Nachdem die Anbaufläche von Nutzhanf in Deutschland seit 2013 stetig anstieg, sank sie nun erstmals wieder und liegt 2023 bei 643 Betrieben mit 5.834 Hektar (bezogen auf das gesamte Bundesgebiet). Dies sind nach den vorläufigen Zahlen der BLE 246 Betriebe (-28 Prozent) und 1.109 Hektar (-16 Prozent) weniger als im Jahr zuvor. Die größten Anbauflächen pro Betrieb liegen in Brandenburg (34 Hektar), Thüringen (22 Hektar) und Sachsen-Anhalt (16 Hektar) – Die gesamten Details können der Abbildung unten entnommen werden. 

Über die Hälfte des europäischen Nutzhanfs wächst in Frankreich

Zum Größenvergleich: Die größten Anbauflächen Europas befinden sich in Frankreich. Dort wurde z.B. 2020 auf einer Fläche von 19.540 Hektar Hanf angebaut – Frankreich ist nach China sogar weltweit an der Spitze der Hanf-Exporteure. Insgesamt lag die Anbaufläche von Hanf in der Europäischen Union im gleichen Jahr bei 33.020 Hektar (Quelle: Statista).
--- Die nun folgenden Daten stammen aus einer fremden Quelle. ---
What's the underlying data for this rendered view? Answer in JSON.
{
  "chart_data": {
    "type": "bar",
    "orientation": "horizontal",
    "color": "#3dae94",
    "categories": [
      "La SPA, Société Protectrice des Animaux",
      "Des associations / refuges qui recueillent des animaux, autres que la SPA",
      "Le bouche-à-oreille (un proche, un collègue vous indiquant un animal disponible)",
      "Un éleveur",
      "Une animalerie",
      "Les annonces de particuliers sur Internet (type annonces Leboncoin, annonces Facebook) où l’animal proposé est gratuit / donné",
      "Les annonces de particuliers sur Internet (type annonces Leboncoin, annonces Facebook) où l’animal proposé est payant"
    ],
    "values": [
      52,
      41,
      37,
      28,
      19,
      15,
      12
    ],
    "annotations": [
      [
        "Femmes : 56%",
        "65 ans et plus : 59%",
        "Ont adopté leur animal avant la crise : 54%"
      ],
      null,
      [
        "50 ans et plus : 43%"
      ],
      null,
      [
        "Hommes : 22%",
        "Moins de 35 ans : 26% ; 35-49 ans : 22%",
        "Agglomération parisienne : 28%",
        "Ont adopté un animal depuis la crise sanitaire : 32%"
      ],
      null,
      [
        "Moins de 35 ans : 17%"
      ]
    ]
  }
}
Über die Hälfte des europäischen Nutzhanfs wächst demnach in Frankreich. Der Anbau von Hanf wird im französischen Plan Stratégique National (PSN) in mehrfacher Hinsicht auch speziell gefördert, z.B. durch gekoppelte Subventionen für Hanfbauern, die vertraglich einer Hanf-verarbeitenden Genossenschaft angeschlossen sind.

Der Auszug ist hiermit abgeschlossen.